Selectmen then have final say in who will step in as town manager, she said.

“Once we turn in the finalists, the committee’s work is done and the selectmen take over,” Hall said. “It’s up to them to pick the key person, if they feel they have the right person.”

She said while the committee is not moving slowly time-wise, members are taking time to thoroughly check into each candidate, despite some public unrest over the vacant position.

“Framingham is such an important hub in Massachusetts, and a person for that position has such an important role, so we just want to take our time and make sure we get the absolute best person for the job,” Hall said. “Hopefully that person will be there for a long time.

“We want to bring forth the absolute best candidates we can find for the position. That takes priority over expediting things.”

Hall said there was no way of knowing if the number of applications were relatively large, small, or average.

“People qualified [for the job] already work in local government, and sometimes elections change the composition of boards they report to, which influences things. Timing is very important,” she said. “We would rather have smaller pool of highly qualified people than a large pool with people not having the skills we’re looking for.”
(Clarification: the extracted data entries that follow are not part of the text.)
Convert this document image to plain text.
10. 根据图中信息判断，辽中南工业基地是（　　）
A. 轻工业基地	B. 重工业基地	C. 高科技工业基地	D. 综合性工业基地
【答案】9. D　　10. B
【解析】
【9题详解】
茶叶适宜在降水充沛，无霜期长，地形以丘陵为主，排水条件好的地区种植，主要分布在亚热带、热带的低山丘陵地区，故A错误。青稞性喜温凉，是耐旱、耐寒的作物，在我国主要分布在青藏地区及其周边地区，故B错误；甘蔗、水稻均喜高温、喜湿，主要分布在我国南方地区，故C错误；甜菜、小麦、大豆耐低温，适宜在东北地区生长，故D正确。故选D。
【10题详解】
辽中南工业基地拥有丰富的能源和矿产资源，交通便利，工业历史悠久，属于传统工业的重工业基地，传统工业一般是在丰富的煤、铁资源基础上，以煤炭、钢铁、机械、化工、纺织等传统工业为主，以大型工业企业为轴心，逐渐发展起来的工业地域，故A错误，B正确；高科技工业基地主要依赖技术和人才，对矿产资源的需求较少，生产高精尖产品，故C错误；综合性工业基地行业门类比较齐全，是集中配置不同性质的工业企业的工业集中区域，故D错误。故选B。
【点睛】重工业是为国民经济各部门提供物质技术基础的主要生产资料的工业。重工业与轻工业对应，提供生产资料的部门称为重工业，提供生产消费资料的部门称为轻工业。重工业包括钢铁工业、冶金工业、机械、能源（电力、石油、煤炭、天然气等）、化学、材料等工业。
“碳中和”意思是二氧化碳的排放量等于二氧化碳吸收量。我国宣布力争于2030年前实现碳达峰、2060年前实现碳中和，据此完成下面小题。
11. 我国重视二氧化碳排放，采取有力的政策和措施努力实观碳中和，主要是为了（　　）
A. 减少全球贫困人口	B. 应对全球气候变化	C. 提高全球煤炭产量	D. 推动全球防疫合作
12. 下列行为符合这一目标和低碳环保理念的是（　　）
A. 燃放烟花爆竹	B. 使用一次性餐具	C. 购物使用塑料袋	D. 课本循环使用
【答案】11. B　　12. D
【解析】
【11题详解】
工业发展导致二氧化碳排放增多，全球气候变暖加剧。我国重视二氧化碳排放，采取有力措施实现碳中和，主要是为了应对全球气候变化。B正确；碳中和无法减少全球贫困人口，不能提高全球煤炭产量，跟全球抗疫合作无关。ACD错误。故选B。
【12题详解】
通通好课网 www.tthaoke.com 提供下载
Hall also said the magnitude of the town manager job slims the pool down dramatically.

“Framingham is the largest town in the state of Massachusetts, and requires a strong candidate,” she said. “We’re looking at people with the kinds of qualifications and skills that Framingham needs, so that could reduce the applicant pool to some degree.”

Hall said that some applicants have showed enthusiasm for the position, adding that Framingham offers certain experience that other towns do not.

“This requires more skill and experience and expertise than other communities throughout the state,” she said.

Hall said the right candidate would have a mix of skills in communication, management, business, strategic planning, and municipal experience.

“It’s all these skills coming together to be able to be successful in this position,” Hall said. “It’s such a great opportunity for someone ready to take all experience they had in their career, and use them in a community with great opportunity at a higher level.”

In a notice sent out on his last day, Suso outlined the peaks of working for Framingham for five and a half years, including working with department heads, the School Committee, and watching citizens interact with local government.

"As a credentialed professional municipal manager, I thank the Board of Selectmen for the opportunity you have afforded me to serve," Suso wrote. "It has been a privilege to work diligently on behalf of the Town’s taxpayers in maintaining the responsible cost-containment and collaborative management initiatives which have been underway through this unprecedented period of prolonged economic recession."